Cheap valuations, as well as fiscal and monetary stimulus from authorities of Europe, could see stocks in the region rallying further, a strategist told on Friday.
“I think all of Europe is looking pretty attractive as an asset class,” said Seema Shah, chief strategist of Principal Global Investors. “They’ve really underperformed this year, and valuation-wise they certainly look more attractive than the United States.”
Stock markets around the world plunged in March amid the unfolding coronavirus health crisis, but markets have clawed back gains since. Shah, however, said European assets remain “very under owned” at this point. “There’s room for it to rally,” she told CNBC’s “Capital Connection.”
She also pointed to stimulus measures from the European Central Bank and fiscal policy taken by local governments. The ECB on Thursday increased its Pandemic Emergency Purchase Programme by 600 billion euros ($672 billion) to a total of 1.35 trillion euros.

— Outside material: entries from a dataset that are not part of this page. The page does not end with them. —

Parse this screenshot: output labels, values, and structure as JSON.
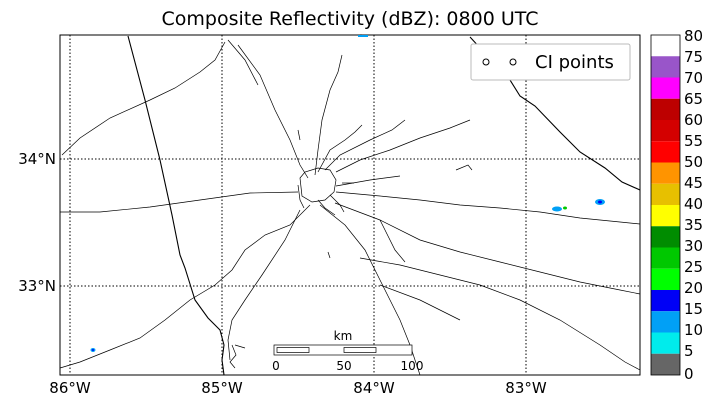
{
  "title": "Composite Reflectivity (dBZ): 0800 UTC",
  "map": {
    "lon_labels": [
      "86°W",
      "85°W",
      "84°W",
      "83°W"
    ],
    "lat_labels": [
      "34°N",
      "33°N"
    ],
    "legend_label": "CI points",
    "scale_bar": {
      "unit": "km",
      "ticks": [
        "0",
        "50",
        "100"
      ]
    }
  },
  "colorbar": {
    "tick_labels": [
      "80",
      "75",
      "70",
      "65",
      "60",
      "55",
      "50",
      "45",
      "40",
      "35",
      "30",
      "25",
      "20",
      "15",
      "10",
      "5",
      "0"
    ],
    "bins": [
      {
        "color": "#ffffff"
      },
      {
        "color": "#9955c9"
      },
      {
        "color": "#ff00ff"
      },
      {
        "color": "#bd0000"
      },
      {
        "color": "#d40000"
      },
      {
        "color": "#ff0000"
      },
      {
        "color": "#ff9400"
      },
      {
        "color": "#e7c000"
      },
      {
        "color": "#ffff00"
      },
      {
        "color": "#008c00"
      },
      {
        "color": "#00c800"
      },
      {
        "color": "#00ff00"
      },
      {
        "color": "#0000f6"
      },
      {
        "color": "#01a0f6"
      },
      {
        "color": "#00ecec"
      },
      {
        "color": "#666666"
      }
    ]
  }
}
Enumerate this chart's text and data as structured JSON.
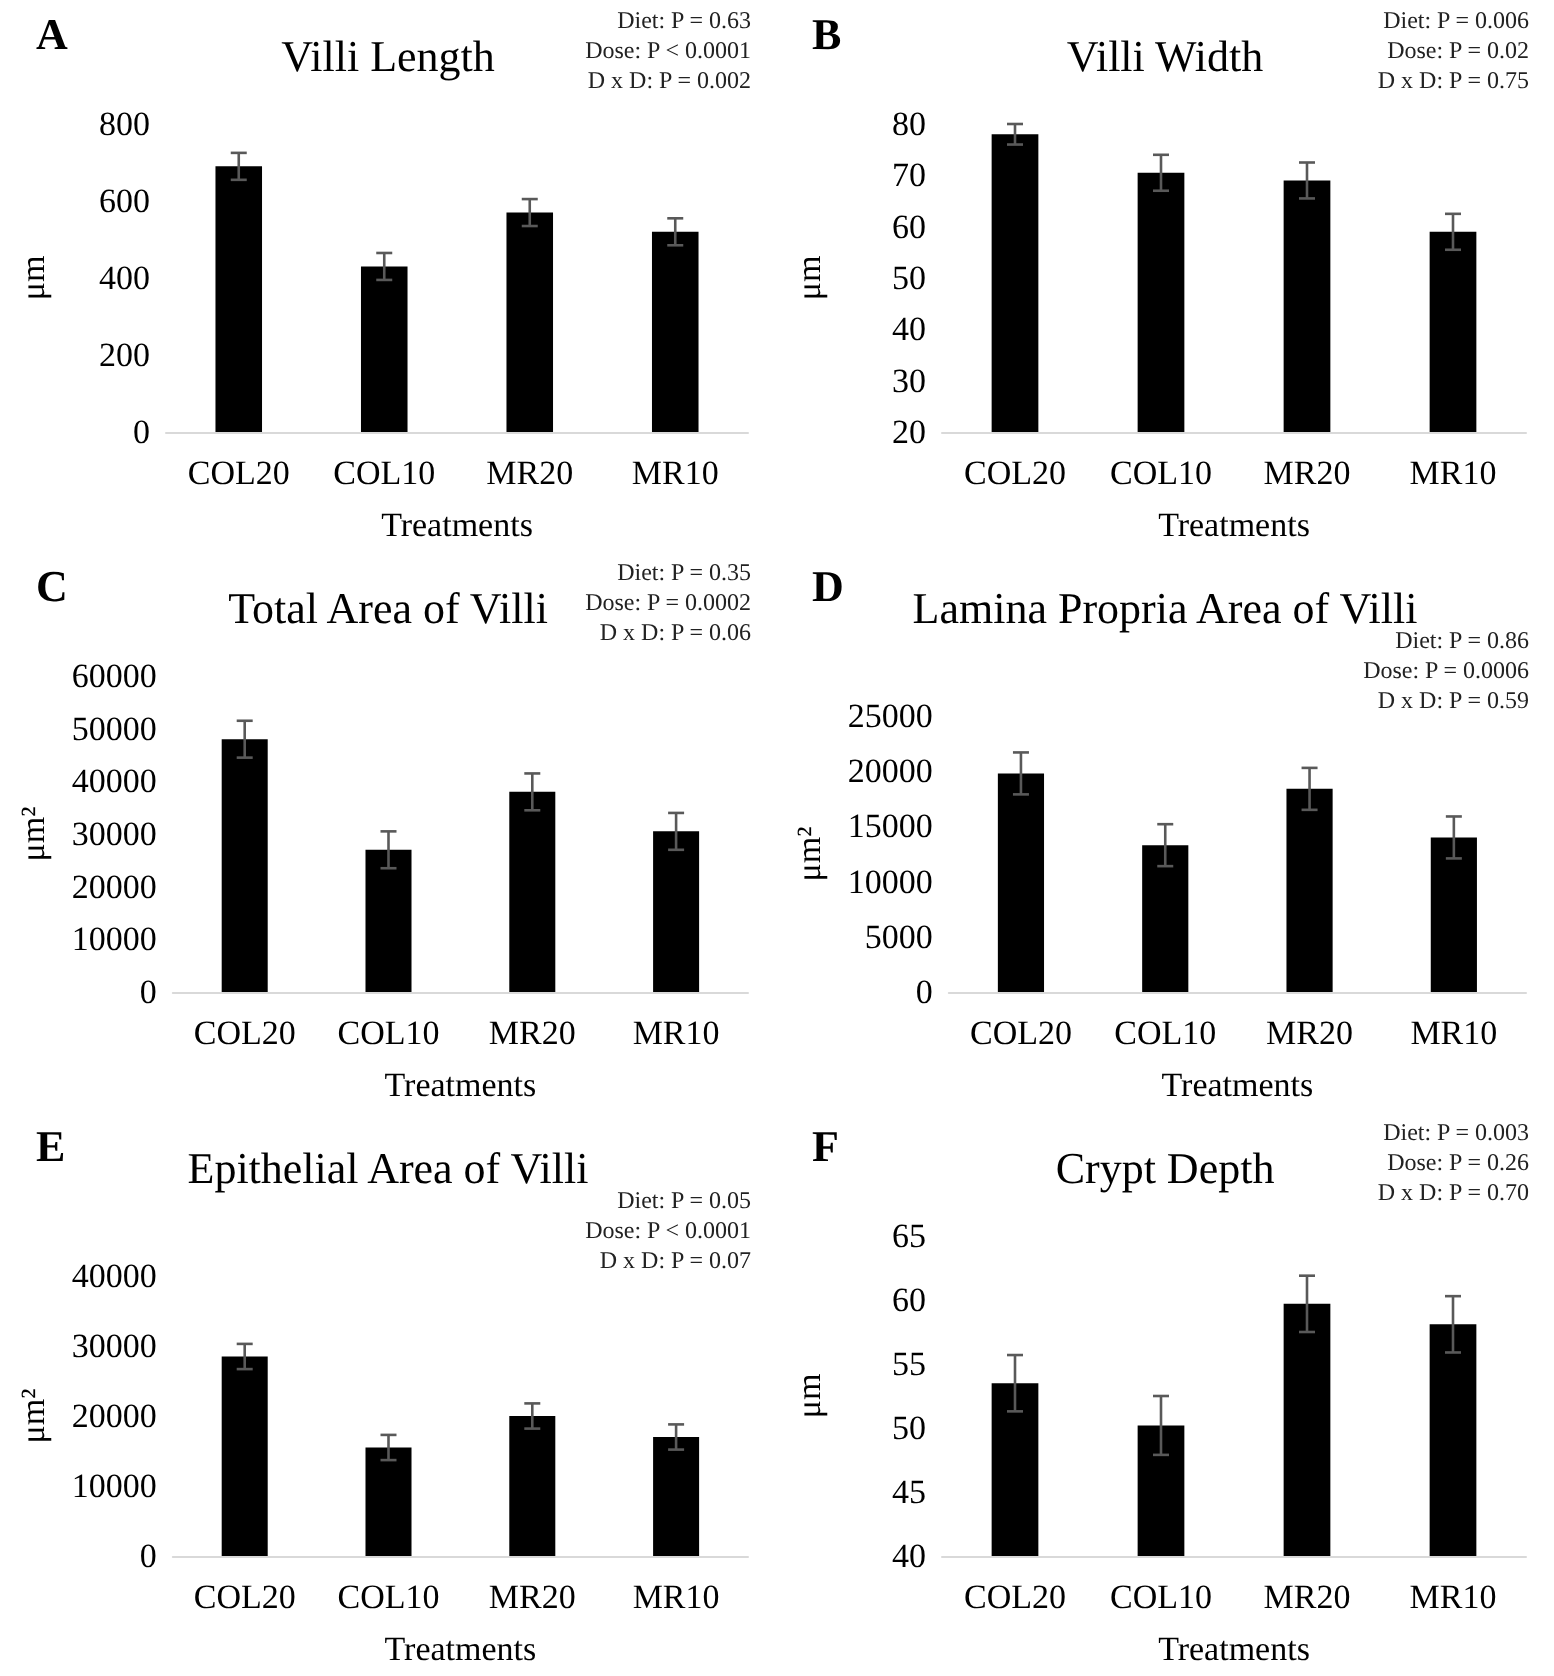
{
  "chart_data": [
    {
      "type": "bar",
      "title": "Villi Length",
      "xlabel": "Treatments",
      "ylabel": "μm",
      "categories": [
        "COL20",
        "COL10",
        "MR20",
        "MR10"
      ],
      "color": "#000000",
      "values": [
        690,
        430,
        570,
        520
      ],
      "errors": [
        35,
        35,
        35,
        35
      ],
      "ylim": [
        0,
        800
      ],
      "yticks": [
        0,
        200,
        400,
        600,
        800
      ],
      "grid": false,
      "annotations": [
        "A",
        "Diet: P = 0.63",
        "Dose: P < 0.0001",
        "D x D: P = 0.002"
      ]
    },
    {
      "type": "bar",
      "title": "Villi Width",
      "xlabel": "Treatments",
      "ylabel": "μm",
      "categories": [
        "COL20",
        "COL10",
        "MR20",
        "MR10"
      ],
      "color": "#000000",
      "values": [
        78,
        70.5,
        69,
        59
      ],
      "errors": [
        2,
        3.5,
        3.5,
        3.5
      ],
      "ylim": [
        20,
        80
      ],
      "yticks": [
        20,
        30,
        40,
        50,
        60,
        70,
        80
      ],
      "grid": false,
      "annotations": [
        "B",
        "Diet: P = 0.006",
        "Dose: P = 0.02",
        "D x D: P = 0.75"
      ]
    },
    {
      "type": "bar",
      "title": "Total Area of Villi",
      "xlabel": "Treatments",
      "ylabel": "μm²",
      "categories": [
        "COL20",
        "COL10",
        "MR20",
        "MR10"
      ],
      "color": "#000000",
      "values": [
        48000,
        27000,
        38000,
        30500
      ],
      "errors": [
        3500,
        3500,
        3500,
        3500
      ],
      "ylim": [
        0,
        60000
      ],
      "yticks": [
        0,
        10000,
        20000,
        30000,
        40000,
        50000,
        60000
      ],
      "grid": false,
      "annotations": [
        "C",
        "Diet: P = 0.35",
        "Dose: P = 0.0002",
        "D x D: P = 0.06"
      ]
    },
    {
      "type": "bar",
      "title": "Lamina Propria Area of Villi",
      "xlabel": "Treatments",
      "ylabel": "μm²",
      "categories": [
        "COL20",
        "COL10",
        "MR20",
        "MR10"
      ],
      "color": "#000000",
      "values": [
        19800,
        13300,
        18400,
        14000
      ],
      "errors": [
        1900,
        1900,
        1900,
        1900
      ],
      "ylim": [
        0,
        25000
      ],
      "yticks": [
        0,
        5000,
        10000,
        15000,
        20000,
        25000
      ],
      "grid": false,
      "annotations": [
        "D",
        "Diet: P = 0.86",
        "Dose: P = 0.0006",
        "D x D: P = 0.59"
      ]
    },
    {
      "type": "bar",
      "title": "Epithelial Area of Villi",
      "xlabel": "Treatments",
      "ylabel": "μm²",
      "categories": [
        "COL20",
        "COL10",
        "MR20",
        "MR10"
      ],
      "color": "#000000",
      "values": [
        28500,
        15500,
        20000,
        17000
      ],
      "errors": [
        1800,
        1800,
        1800,
        1800
      ],
      "ylim": [
        0,
        40000
      ],
      "yticks": [
        0,
        10000,
        20000,
        30000,
        40000
      ],
      "grid": false,
      "annotations": [
        "E",
        "Diet: P = 0.05",
        "Dose: P < 0.0001",
        "D x D: P = 0.07"
      ]
    },
    {
      "type": "bar",
      "title": "Crypt Depth",
      "xlabel": "Treatments",
      "ylabel": "μm",
      "categories": [
        "COL20",
        "COL10",
        "MR20",
        "MR10"
      ],
      "color": "#000000",
      "values": [
        53.5,
        50.2,
        59.7,
        58.1
      ],
      "errors": [
        2.2,
        2.3,
        2.2,
        2.2
      ],
      "ylim": [
        40,
        65
      ],
      "yticks": [
        40,
        45,
        50,
        55,
        60,
        65
      ],
      "grid": false,
      "annotations": [
        "F",
        "Diet: P = 0.003",
        "Dose: P = 0.26",
        "D x D: P = 0.70"
      ]
    }
  ]
}
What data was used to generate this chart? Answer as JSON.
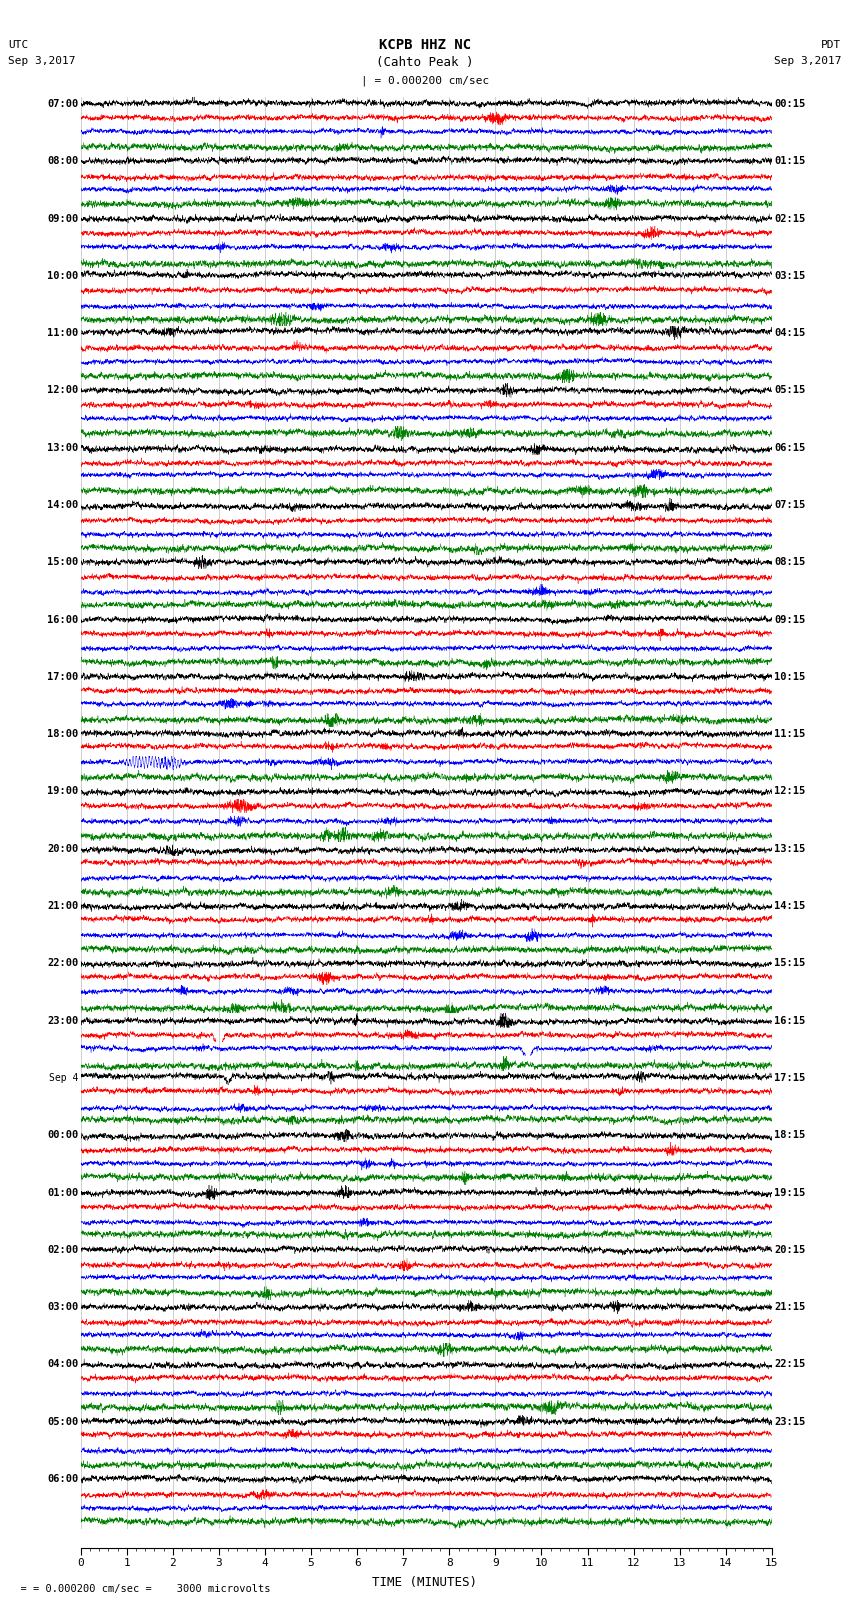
{
  "title_line1": "KCPB HHZ NC",
  "title_line2": "(Cahto Peak )",
  "scale_text": "| = 0.000200 cm/sec",
  "bottom_text": "= 0.000200 cm/sec =    3000 microvolts",
  "utc_label": "UTC",
  "utc_date": "Sep 3,2017",
  "pdt_label": "PDT",
  "pdt_date": "Sep 3,2017",
  "xlabel": "TIME (MINUTES)",
  "left_times": [
    "07:00",
    "08:00",
    "09:00",
    "10:00",
    "11:00",
    "12:00",
    "13:00",
    "14:00",
    "15:00",
    "16:00",
    "17:00",
    "18:00",
    "19:00",
    "20:00",
    "21:00",
    "22:00",
    "23:00",
    "Sep 4",
    "00:00",
    "01:00",
    "02:00",
    "03:00",
    "04:00",
    "05:00",
    "06:00"
  ],
  "right_times": [
    "00:15",
    "01:15",
    "02:15",
    "03:15",
    "04:15",
    "05:15",
    "06:15",
    "07:15",
    "08:15",
    "09:15",
    "10:15",
    "11:15",
    "12:15",
    "13:15",
    "14:15",
    "15:15",
    "16:15",
    "17:15",
    "18:15",
    "19:15",
    "20:15",
    "21:15",
    "22:15",
    "23:15",
    ""
  ],
  "colors": [
    "black",
    "red",
    "blue",
    "green"
  ],
  "bg_color": "#ffffff",
  "grid_color": "#bbbbbb",
  "n_rows": 25,
  "traces_per_row": 4,
  "xmin": 0,
  "xmax": 15,
  "xticks": [
    0,
    1,
    2,
    3,
    4,
    5,
    6,
    7,
    8,
    9,
    10,
    11,
    12,
    13,
    14,
    15
  ],
  "fig_width": 8.5,
  "fig_height": 16.13,
  "dpi": 100,
  "row_amplitudes": [
    1.2,
    1.5,
    0.8,
    0.7,
    0.8,
    0.9,
    0.8,
    1.0,
    0.9,
    0.9,
    1.2,
    1.8,
    0.9,
    1.0,
    0.9,
    0.9,
    1.0,
    0.9,
    1.5,
    2.5,
    2.5,
    3.5,
    4.5,
    5.0,
    4.0
  ],
  "color_amp_factors": [
    1.0,
    0.9,
    0.8,
    1.1
  ]
}
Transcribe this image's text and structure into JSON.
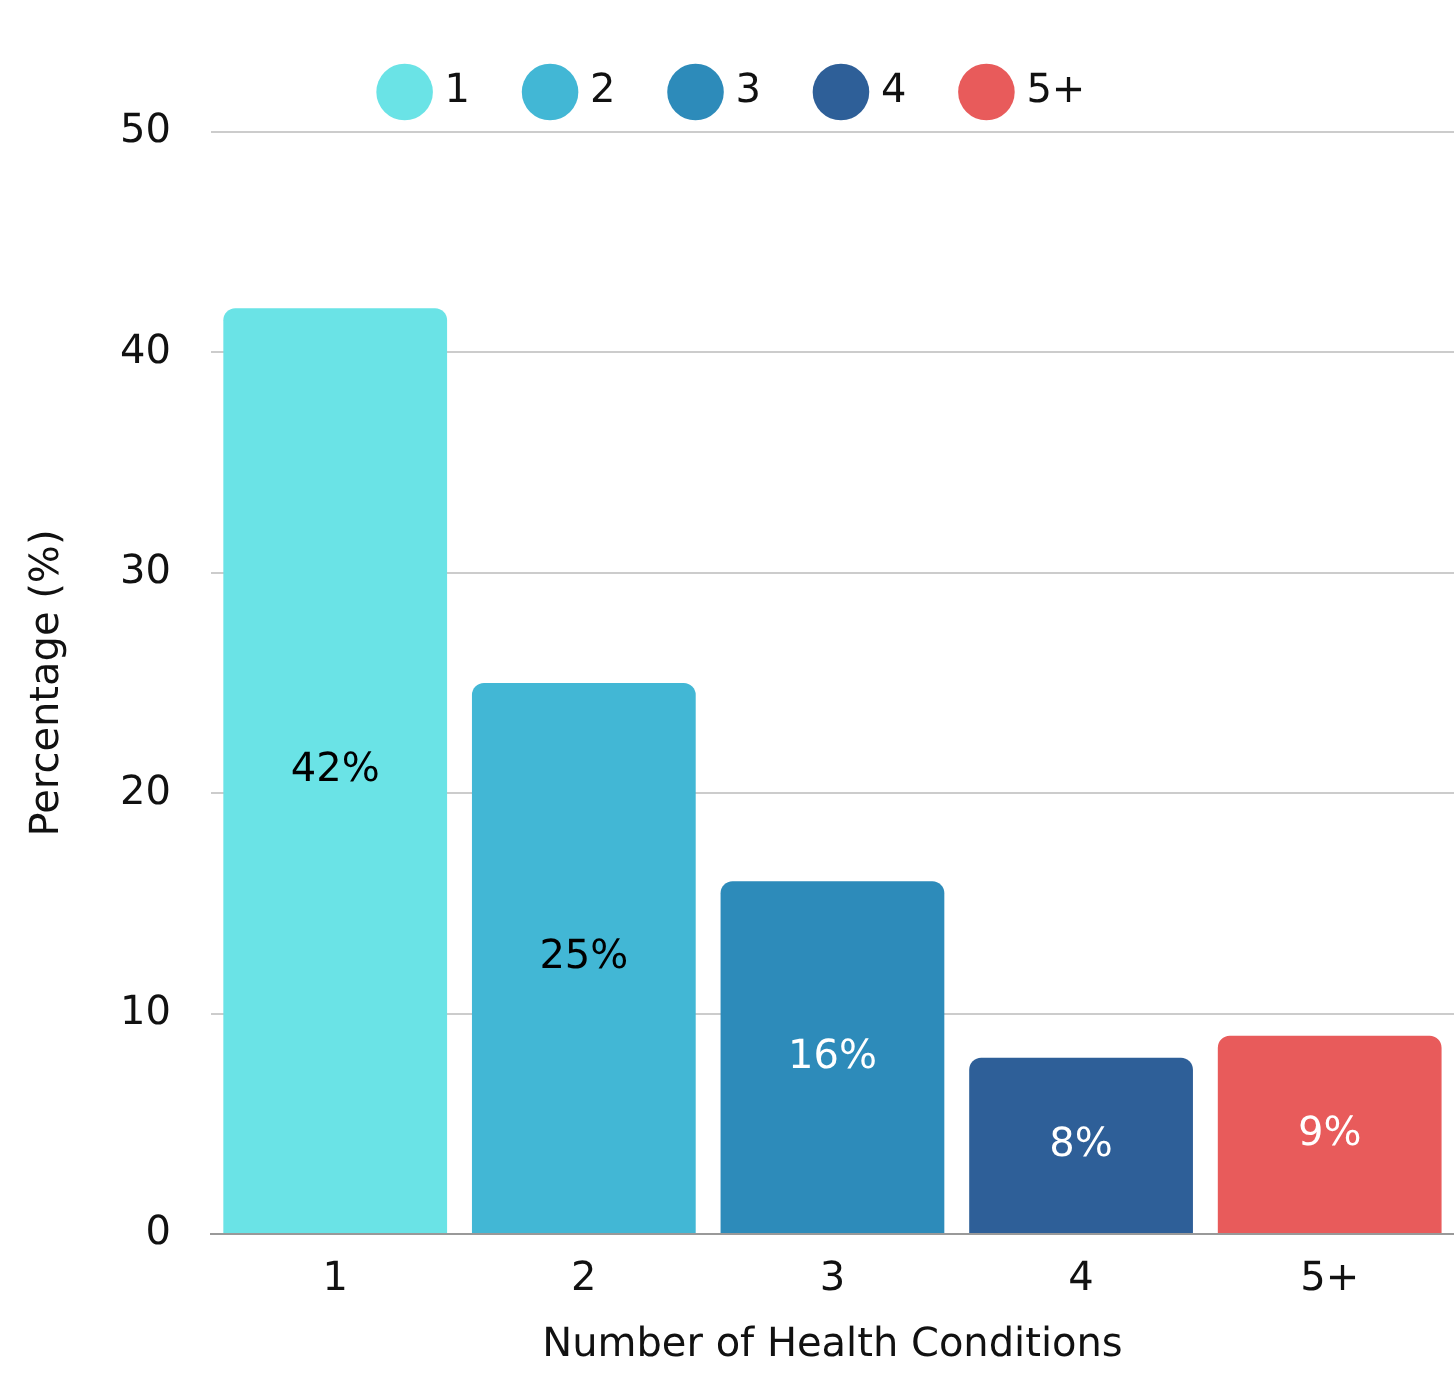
{
  "chart_data": {
    "type": "bar",
    "xlabel": "Number of Health Conditions",
    "ylabel": "Percentage (%)",
    "categories": [
      "1",
      "2",
      "3",
      "4",
      "5+"
    ],
    "series": [
      {
        "name": "1",
        "color": "#6ae3e6",
        "values": [
          42,
          null,
          null,
          null,
          null
        ],
        "value_labels": [
          "42%",
          null,
          null,
          null,
          null
        ]
      },
      {
        "name": "2",
        "color": "#42b7d5",
        "values": [
          null,
          25,
          null,
          null,
          null
        ],
        "value_labels": [
          null,
          "25%",
          null,
          null,
          null
        ]
      },
      {
        "name": "3",
        "color": "#2d8bba",
        "values": [
          null,
          null,
          16,
          null,
          null
        ],
        "value_labels": [
          null,
          null,
          "16%",
          null,
          null
        ]
      },
      {
        "name": "4",
        "color": "#2e5f98",
        "values": [
          null,
          null,
          null,
          8,
          null
        ],
        "value_labels": [
          null,
          null,
          null,
          "8%",
          null
        ]
      },
      {
        "name": "5+",
        "color": "#e85b5b",
        "values": [
          null,
          null,
          null,
          null,
          9
        ],
        "value_labels": [
          null,
          null,
          null,
          null,
          "9%"
        ]
      }
    ],
    "ylim": [
      0,
      50
    ],
    "yticks": [
      0,
      10,
      20,
      30,
      40,
      50
    ],
    "grid": "y",
    "legend": "top"
  }
}
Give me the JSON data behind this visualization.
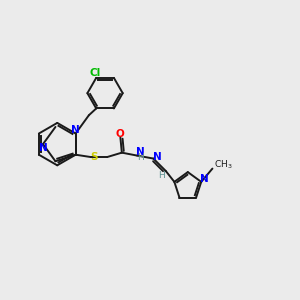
{
  "background_color": "#ebebeb",
  "bond_color": "#1a1a1a",
  "atom_colors": {
    "N": "#0000ff",
    "S": "#cccc00",
    "O": "#ff0000",
    "Cl": "#00bb00",
    "H": "#5a9090",
    "C": "#1a1a1a"
  },
  "figsize": [
    3.0,
    3.0
  ],
  "dpi": 100
}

“The fiscal side has really been where there has been a lot of upward surprise,” she added. “It does suggest that actually European equities across a lot of those countries could start to perform a bit of a catch-up against the U.S.”
Suresh Tantia, a senior investment strategist at Credit Suisse’s Asia-Pacific CIO Office, agreed that fiscal support would be good for markets, especially in Germany.
He said the German market had been “beaten down substantially,” but that stimulus from the typically austere country is a positive. Berlin on Wednesday announced a 130 billion euro package to help economic recovery.